EB workers at least deserve profit sharing
"I don't want to bring it home to my family," is how one Electric Boat worker described his greatest fear of working in crowded shipyard spaces in this time of coronavirus.
"The petri dish" is how one wife described her husband's workplace at the shipyard these days.
"It's going to spread like wildfire," an EB worker predicted when I chatted with him this week about the growing number of shipyard workers who have tested positive. The company reported 13 cases Tuesday, seven more than on Friday.
A new case of a tradesperson who was working in a crowded building as recently as last week has workers especially on edge.
If it were up to me, I would shut the place down. So submarines are delivered a few months late. The country might lose a few months in designing new ships. Are those worries worth the risk to the region's collective well-being?
Don't we have enough nuclear weapons for the time being?
I'll accept the notion that I don't have all the facts and am not in a position to determine the full impact of putting Electric Boat on pause for the pandemic.
Of course I understand you can't just empty the place out and lock it down, as the tribes thankfully did with their casinos. A shipyard shutdown protecting critical assets would look different.
But I do know that Electric Boat could do a whole lot more for its employees if it indeed must put them and their families at risk for the sake of national defense.
After all, even grocery and pharmacy chains are paying bonuses for employees putting themselves in harm's way doing essential work.
Why can't EB parent General Dynamic do something more for its workers while making enormous profits from public tax dollars? How about sharing some of those profits with employees during the pandemic, instead of continuing to scoop them off the table for shareholders?
Pick a number. How about, for instance, 20% of shipyard profits for the next six months go to the workers who are putting themselves and their families at risk to see that deadlines are met and contract payments are made.

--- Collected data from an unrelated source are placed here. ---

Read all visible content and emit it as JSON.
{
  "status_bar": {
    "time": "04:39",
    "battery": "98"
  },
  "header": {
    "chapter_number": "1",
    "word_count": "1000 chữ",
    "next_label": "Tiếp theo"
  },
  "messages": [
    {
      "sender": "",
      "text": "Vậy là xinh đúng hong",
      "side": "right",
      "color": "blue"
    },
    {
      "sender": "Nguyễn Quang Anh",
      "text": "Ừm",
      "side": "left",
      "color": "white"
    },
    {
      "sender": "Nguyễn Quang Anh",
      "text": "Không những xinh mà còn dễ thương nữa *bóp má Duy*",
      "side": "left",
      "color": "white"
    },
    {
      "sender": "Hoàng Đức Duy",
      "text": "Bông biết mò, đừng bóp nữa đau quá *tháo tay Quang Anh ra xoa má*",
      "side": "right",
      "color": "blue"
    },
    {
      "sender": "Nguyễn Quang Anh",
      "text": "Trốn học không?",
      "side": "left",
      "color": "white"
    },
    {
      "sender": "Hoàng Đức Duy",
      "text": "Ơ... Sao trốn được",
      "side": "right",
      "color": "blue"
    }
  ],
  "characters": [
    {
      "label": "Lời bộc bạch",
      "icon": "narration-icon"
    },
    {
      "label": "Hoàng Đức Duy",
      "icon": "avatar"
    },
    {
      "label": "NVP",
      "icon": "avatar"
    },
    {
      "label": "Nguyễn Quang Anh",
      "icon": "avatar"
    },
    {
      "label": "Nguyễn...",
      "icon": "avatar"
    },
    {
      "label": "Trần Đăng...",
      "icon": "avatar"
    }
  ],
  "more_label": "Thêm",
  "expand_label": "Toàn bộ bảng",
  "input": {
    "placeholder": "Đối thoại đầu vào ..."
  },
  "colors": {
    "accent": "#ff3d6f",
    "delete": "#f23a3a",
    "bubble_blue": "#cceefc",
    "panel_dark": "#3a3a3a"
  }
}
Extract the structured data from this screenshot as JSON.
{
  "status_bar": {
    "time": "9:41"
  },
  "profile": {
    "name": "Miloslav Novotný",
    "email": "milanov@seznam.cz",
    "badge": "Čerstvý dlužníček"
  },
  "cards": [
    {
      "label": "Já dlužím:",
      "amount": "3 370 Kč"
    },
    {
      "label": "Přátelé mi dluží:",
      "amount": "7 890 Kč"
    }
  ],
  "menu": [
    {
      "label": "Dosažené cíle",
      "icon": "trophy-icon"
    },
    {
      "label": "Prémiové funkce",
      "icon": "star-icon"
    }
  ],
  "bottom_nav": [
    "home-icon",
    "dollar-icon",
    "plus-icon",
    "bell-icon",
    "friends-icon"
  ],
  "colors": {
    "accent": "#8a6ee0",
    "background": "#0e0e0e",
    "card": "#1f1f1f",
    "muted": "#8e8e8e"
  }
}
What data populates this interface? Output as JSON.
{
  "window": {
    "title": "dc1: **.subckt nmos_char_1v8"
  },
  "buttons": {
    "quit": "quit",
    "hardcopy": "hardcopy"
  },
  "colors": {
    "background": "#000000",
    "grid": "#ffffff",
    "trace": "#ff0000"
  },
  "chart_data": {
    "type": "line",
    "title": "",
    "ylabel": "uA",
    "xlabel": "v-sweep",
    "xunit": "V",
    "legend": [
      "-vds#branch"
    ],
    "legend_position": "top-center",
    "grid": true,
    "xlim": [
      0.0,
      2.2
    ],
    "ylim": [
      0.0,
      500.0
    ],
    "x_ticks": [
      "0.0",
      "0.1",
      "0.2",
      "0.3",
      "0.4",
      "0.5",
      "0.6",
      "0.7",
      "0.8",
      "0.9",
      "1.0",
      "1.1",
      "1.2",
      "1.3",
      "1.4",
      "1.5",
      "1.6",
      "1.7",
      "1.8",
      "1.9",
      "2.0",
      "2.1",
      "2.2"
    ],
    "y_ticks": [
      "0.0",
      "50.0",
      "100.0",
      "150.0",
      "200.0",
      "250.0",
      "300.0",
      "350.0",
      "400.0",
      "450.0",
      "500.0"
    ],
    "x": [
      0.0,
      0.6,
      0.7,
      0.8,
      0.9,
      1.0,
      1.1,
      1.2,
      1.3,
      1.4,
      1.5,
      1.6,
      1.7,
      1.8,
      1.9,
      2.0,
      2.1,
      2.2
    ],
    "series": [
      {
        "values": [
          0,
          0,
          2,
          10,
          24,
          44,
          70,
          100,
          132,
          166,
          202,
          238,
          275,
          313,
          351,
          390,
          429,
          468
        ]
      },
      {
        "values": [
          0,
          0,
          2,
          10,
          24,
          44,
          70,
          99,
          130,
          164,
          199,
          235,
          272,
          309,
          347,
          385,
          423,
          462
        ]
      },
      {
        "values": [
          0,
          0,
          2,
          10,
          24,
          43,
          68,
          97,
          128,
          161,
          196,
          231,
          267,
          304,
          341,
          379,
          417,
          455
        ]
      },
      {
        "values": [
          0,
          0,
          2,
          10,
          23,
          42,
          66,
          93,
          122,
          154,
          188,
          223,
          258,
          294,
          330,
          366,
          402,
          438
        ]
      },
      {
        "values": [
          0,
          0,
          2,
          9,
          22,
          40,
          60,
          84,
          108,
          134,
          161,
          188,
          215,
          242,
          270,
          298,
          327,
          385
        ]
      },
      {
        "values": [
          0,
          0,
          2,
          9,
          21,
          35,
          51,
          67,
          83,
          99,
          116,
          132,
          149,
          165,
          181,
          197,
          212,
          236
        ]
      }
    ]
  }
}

If I could assign a pandemic job to U.S. Rep. Joe Courtney, D-2nd District, who has secured so many rich contracts for General Dynamics, it would be to help the corporation determine a fair formula for the shipyard workers deemed essential to national defense to share in the profits they are helping generate during this health crisis.
It's good to know that the company finally acknowledges that it has been late in creating new protocols to protect workers. Adding a separate shift so conditions are less crowded should have happened much sooner. The company just started asking employees to take their temperature before going to work and stay home if it is higher than 100 degrees.
EB workers I spoke with, who wanted to remain anonymous to protect their jobs, say there hasn't been good direction until recently on proper workplace distancing and the use of masks. They say the cleaning crews are understaffed and overworked. Empty sanitizer dispensers are not filled promptly.
If the company would go into a pause, laid-off employees would be eligible for unemployment compensation. If they can't stop the shipbuilding in Groton, couldn't they at least close all those densely crowded cubicles for designers in New London?
Maybe Gov. Ned Lamont should consider whether designing submarines is as essential as building them.
The company so far has offered only a "loan" of vacation time, so that you can add two weeks off to whatever other leave you are entitled to. That extra vacation time on loan would have to eventually be paid back, in weekly increments.
Workers who are really scared or especially vulnerable because of health conditions also can take unpaid leave during the crisis without consequence. But that's a hard choice for people with mortgage and car payments.
Some can work from home.
Front-line medical workers are risking their health to help save lives. Many other essential workers are helping feed people and get them medicine.
If EB workers are really needed to keep our war machine humming during a pandemic, they ought to at least share in the enormous profits that are still being made.
This is the opinion of David Collins.